What if God is shedding what we know because we attempted to make the church in our own image and worshipped that thing we created, rather than God?
What if God is up to something new? Something unknown? Something out of our control? And a way for it to happen is for the institutional church to go through a sort of death, so that resurrection of the church can happen. Resurrection that will make something new.
What if something, or many things, in our churches need to die – ideas about the church, our assumptions, our expectations, our wants and desires, our systems, our beliefs, our structures, our desire for the predictable and comfortable and known, and more.
What if God is doing a new thing? Do we not perceive it? Or are we afraid that God is reclaiming God’s church and we don’t like it?
What if God is doing something new? Do we doubt that what God is up to will be so much better than what we currently have?
God is up to something new…
Yet another great article! Thanks !
Thanks for reading it Steve
Comment
A lot of good questions to ask, for sure. I especially think that we have thought we could “grow” the church in ways that leave out the Spirit. So maybe God will use the insignificant things, or groups (think immigrant churches, house churches, and others off the radar) to do the news things. Emergence often comes at the expense of the previous iteration, so another way to frame it could be – does the church need to evolve in some way? Thanks, Matt.
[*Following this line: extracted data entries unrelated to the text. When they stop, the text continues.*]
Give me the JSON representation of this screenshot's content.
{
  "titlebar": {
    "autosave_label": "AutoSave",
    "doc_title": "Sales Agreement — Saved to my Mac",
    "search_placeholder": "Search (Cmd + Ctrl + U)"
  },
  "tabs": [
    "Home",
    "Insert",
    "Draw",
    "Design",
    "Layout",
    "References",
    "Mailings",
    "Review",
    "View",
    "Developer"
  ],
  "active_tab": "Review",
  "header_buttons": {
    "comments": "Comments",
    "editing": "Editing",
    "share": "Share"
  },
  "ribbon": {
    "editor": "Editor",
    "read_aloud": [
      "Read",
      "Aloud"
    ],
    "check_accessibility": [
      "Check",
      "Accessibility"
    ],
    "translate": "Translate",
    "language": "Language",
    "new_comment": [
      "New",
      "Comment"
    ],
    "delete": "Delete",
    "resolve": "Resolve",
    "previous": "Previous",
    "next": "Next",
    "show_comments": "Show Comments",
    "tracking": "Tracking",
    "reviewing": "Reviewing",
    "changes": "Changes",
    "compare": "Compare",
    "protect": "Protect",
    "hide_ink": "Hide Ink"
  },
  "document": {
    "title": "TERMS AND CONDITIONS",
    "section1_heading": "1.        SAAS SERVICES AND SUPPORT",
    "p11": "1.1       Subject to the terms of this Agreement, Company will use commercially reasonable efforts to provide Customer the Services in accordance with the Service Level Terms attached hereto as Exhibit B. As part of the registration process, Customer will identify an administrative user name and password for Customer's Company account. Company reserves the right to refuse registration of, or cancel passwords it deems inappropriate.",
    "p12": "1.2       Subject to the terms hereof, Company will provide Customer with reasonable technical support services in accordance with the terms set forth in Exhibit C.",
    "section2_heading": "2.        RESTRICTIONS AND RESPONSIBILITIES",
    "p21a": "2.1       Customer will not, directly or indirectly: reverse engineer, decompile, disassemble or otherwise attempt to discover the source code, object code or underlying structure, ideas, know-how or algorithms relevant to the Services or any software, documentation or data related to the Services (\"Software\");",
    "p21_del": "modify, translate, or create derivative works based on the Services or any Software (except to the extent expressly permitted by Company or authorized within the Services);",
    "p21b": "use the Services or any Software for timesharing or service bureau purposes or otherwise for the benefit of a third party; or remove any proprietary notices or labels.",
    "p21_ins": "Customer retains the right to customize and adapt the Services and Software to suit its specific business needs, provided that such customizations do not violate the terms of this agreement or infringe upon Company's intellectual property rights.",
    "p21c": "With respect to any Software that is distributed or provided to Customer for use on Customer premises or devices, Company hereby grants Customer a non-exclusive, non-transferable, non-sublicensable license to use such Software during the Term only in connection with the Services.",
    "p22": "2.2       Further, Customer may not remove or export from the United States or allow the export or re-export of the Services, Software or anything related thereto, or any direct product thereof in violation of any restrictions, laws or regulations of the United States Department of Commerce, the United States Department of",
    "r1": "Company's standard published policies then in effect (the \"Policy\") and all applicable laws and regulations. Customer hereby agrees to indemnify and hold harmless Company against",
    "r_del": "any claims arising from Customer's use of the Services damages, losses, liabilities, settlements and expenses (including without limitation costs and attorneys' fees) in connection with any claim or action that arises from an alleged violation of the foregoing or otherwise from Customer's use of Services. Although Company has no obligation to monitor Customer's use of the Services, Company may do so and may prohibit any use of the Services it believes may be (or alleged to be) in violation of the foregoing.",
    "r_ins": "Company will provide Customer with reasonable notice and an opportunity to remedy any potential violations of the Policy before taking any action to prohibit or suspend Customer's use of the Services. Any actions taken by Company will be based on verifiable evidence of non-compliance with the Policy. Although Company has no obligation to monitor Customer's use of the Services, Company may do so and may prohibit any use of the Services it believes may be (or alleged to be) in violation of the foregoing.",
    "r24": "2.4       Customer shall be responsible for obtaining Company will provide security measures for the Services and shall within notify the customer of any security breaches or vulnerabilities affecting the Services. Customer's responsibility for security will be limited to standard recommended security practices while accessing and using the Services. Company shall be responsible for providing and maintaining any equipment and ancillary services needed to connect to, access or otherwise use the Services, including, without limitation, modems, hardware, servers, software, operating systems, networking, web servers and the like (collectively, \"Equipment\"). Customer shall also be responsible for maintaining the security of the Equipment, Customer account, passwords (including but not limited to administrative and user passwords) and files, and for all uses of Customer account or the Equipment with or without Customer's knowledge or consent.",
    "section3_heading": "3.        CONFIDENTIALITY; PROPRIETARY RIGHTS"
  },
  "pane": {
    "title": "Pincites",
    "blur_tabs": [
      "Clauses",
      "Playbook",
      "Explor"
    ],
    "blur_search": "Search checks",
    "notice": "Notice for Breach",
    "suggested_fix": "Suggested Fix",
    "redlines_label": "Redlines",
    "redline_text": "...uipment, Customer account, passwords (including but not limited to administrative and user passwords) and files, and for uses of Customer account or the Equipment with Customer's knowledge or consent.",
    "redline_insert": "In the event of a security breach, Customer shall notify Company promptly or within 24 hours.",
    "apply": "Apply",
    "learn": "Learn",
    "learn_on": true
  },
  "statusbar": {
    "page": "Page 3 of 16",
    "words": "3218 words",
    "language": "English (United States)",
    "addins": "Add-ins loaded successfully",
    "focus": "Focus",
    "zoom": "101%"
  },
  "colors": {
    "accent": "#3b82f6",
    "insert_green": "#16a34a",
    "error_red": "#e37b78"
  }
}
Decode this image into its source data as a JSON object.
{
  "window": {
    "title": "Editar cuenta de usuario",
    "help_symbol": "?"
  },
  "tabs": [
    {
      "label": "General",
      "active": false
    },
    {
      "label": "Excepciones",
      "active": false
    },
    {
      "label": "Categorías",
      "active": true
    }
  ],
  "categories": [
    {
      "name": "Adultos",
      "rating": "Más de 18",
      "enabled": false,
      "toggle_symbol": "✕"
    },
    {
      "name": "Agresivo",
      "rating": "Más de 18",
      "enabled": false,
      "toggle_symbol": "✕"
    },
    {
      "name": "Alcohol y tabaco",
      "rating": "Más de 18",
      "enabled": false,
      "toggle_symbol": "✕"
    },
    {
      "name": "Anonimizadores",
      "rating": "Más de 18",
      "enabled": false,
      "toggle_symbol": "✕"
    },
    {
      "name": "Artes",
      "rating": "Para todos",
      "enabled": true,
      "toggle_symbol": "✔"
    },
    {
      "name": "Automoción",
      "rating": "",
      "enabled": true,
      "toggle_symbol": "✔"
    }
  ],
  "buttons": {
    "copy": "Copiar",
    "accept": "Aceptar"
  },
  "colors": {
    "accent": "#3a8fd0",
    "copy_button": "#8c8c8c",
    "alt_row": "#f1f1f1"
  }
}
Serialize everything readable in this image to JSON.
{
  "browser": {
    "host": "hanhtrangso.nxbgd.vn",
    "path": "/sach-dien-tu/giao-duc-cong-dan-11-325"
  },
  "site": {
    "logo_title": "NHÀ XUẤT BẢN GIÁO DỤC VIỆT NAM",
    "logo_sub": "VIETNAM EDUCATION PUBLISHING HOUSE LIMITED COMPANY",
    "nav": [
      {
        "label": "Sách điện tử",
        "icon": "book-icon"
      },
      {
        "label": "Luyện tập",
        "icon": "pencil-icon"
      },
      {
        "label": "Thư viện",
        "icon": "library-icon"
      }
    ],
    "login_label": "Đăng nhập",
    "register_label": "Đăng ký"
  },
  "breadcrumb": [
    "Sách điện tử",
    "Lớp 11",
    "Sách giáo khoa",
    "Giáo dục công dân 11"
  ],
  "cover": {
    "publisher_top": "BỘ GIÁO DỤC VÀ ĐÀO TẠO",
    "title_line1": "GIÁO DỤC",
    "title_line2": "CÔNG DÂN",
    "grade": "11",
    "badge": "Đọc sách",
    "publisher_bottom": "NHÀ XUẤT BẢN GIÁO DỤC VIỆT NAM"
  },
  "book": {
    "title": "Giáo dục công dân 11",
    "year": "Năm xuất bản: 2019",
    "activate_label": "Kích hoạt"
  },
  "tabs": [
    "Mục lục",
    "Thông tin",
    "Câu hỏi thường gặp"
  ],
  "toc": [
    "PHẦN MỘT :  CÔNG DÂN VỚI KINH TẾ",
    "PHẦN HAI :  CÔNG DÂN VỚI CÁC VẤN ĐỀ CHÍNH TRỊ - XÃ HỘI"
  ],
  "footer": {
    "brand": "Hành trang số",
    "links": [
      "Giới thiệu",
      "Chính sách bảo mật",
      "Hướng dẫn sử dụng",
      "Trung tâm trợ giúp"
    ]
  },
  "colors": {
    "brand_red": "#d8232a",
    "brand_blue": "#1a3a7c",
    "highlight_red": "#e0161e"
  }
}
Indeed. I always see the church as a community building upon a foundation from previous generations and reforming it to meet the needs of the current iteration, knowing that the next generation will change and adapt it as needed as well. And all that is a beautiful thing. Because living things change and adapt.
Comment
A lot of good questions to ask, for sure. I especially think that some have thought a church could “grow” in ways that leave out the Spirit. So maybe God will use the insignificant things, or groups (think immigrant churches, house churches, and others off the radar) to do the news things.
Another thought – Emergence often comes at the expense of the previous iteration, so is the church evolving in some way that God is orchestrating for the future?